Robocop 2 en cómic. Pero qué bruto puedes llegar a ser cuando te lo propones, Frank.
Día del Parque, Décimo, 20 de Cosechador de 214
Cuando se lee algo sobre los desencuentros de cualquiera dentro de Hollywood, los mangoneos que han tenido que sufir y en general todas las ignominias a las que someten las grandes productoras a guionistas, directores y actores, lo más fácil, lo más lógico y hasta lo más natural es ponerse del lado más débil y que sabemos que suele llevar las de perder. De ahí nuestra inmediata simpatía por casos como los del tito Alan Moore o Frank Miller, aunque como se podrá comprobar en este segundo caso mi opinión ha cambiado radicalmente, porque me parece que el genial autor de El Regreso del Señor de la Noche a veces tiene un morro que se lo pisa. Que es un genio no lo duda nadie, pero que a veces utiliza el sistema Stephen King "os voy a contar lo mismo que hace diez años pero cambiado de nombre a ver si no se nota mucho" también es innegable, sin contar que es muy capaz de derribar su propio mito con cosas como el DK2. Vale que quizá quiso burlarse de editores y aficionados prolongando como le pedían una historia en esencia improlongable, pero tampoco es excusa. Lo de poner al amigo Jerjes como una drag queen con piercings en 300, con los espartanos por ahí en pelotas enseñando el cinganillo y los Inmortales disfrazados de Fantomas ya no sé si es el fruto de la ignorancia o sencillamente se le escapó el lápiz y le salió así, sin contar que los espartanos, (de los que tampoco sabemos mucho, la verdad) parecen más que nada marines pasados de vueltas, y eso queriendo hacer la vista gorda de que cada uno de los trescientos llevaba a dos criados ilotas consigo, que una cosa es ser un despiadado guerrero que no conoce el miedo y otra muy diferente tener que lavarse uno mismo la ropa.

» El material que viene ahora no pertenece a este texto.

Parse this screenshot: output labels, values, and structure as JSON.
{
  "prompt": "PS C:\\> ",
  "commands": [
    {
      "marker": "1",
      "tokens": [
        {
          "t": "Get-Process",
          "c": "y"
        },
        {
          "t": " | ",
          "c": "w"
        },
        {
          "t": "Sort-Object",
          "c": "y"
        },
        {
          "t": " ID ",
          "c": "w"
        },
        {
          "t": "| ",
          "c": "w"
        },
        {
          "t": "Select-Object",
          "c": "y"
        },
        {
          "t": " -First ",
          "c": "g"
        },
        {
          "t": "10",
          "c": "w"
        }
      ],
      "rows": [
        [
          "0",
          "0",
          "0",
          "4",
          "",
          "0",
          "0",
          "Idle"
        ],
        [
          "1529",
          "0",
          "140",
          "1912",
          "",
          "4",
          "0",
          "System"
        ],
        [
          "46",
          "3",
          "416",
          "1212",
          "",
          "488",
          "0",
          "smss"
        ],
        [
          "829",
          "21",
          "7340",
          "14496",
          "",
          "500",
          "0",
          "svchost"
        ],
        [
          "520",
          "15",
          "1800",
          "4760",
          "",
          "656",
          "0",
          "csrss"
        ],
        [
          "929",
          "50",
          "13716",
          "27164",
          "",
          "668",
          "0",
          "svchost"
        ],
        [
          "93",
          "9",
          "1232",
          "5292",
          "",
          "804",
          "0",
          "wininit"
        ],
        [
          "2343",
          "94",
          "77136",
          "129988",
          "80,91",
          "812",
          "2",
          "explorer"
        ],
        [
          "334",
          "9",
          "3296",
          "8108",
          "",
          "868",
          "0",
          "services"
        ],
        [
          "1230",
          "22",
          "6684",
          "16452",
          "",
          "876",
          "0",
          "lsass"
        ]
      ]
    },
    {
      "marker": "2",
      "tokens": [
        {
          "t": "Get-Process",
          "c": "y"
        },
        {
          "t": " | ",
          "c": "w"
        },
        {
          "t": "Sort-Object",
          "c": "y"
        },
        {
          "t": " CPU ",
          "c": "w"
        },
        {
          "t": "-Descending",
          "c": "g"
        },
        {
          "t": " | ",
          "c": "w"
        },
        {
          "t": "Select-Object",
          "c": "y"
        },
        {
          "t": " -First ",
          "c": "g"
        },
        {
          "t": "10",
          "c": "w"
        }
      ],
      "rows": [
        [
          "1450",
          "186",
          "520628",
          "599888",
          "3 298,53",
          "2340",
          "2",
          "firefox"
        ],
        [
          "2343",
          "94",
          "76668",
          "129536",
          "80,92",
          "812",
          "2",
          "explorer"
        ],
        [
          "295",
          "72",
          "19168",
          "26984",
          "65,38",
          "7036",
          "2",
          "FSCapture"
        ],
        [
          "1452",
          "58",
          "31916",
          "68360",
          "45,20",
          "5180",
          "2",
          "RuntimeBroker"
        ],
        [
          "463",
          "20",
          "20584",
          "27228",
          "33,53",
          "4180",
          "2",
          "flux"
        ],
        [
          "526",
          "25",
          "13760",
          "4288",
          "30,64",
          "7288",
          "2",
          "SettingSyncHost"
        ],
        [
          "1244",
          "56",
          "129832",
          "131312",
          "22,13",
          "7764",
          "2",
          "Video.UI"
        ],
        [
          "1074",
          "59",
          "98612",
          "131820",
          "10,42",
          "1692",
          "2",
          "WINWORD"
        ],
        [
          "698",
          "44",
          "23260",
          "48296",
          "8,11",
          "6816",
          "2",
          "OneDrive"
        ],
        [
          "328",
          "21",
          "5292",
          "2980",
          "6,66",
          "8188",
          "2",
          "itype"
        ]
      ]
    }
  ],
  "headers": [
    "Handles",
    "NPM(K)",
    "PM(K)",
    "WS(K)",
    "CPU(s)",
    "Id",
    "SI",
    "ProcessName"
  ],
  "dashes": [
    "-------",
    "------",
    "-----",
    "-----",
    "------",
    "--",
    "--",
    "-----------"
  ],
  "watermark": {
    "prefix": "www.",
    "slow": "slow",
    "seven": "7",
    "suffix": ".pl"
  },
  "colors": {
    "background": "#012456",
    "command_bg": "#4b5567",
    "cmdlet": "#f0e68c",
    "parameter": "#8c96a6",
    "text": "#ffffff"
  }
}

Que sí, que Frank Miller es dios, pero igual que cuando hace realmente bueno no hay quien lo pare cuando decide tirarse de plancha en la piscina sin mirar antes si hay agua tampoco es recomendable ponerse en medio.
En este caso se va a analizar en parte Robocop y sobre todo el aporte de Frank Miller a la saga en Robocop 2, a raíz de la publicación de la adaptación en cómic del que fue el guión original de Miller para la película.
Robocop es una película realmente maja, dirigida por un Paul Verhoeven en su mejor momento y que en su estreno rompió bastantes moldes y dejó a más de uno con la boca abierta diciendo: "Hala, qué burrada." Quizá muchos, en nuestra frágil juventud, sólo vimos eso, un torrente de imágenes impactantes, un tío de hojalata que ríase usted del que salía en El mago de Oz pegando tiros a los malos y humor negro con secuencias casi gore, y más que lo son ahora con la versión del director que recupera los planos que le hicieron quitar a Verhoeven para que no les quemasen los cines por bruticos. Pero Robocop era algo más que eso, para el que lo quisiese ver: era un futuro distópico, un futuro cercano pero reconocible que ponía los pelos de punta. A veces me han preguntando si existe alguna distopía del capitalismo equivalente a 1984, y les digo que en literatura no me consta como tal aunque puede ser que las haya, pero lo que es en comics y películas, las que quieras: la misma Robocop, casi todo el cyberpunk suele tratar de un mundo despiadado donde el valor de la vida humana no vale un duro y las megacorporaciones han suplantado el papel de los Estados, Magnum (no, la de Tom Selleck no), y desde luego la pedazo de burrada que era el Universo Marvel 2099, donde sencillamente no valía la pena vivir, la policía era totalmente privada como pretendían que se convirtiese en Robocop, los millonarios salían libres de asesinatos después de pagar una multa y para colmo tiene que llegar un supervillano de los bestias del siglo XX, el Doctor Muerte, para salvar la situación, conquistar los EEUU y crear una nueva Constitución en la que de nuevo se garantizase la vida y la seguridad de los ciudadanos, además del derecho a la educación y a un salario justo. El Doctor Muerte un sociata enemigo del libre acontecer de los movimientos del mercado, lo que hay que ver. Como se entere César Vidal...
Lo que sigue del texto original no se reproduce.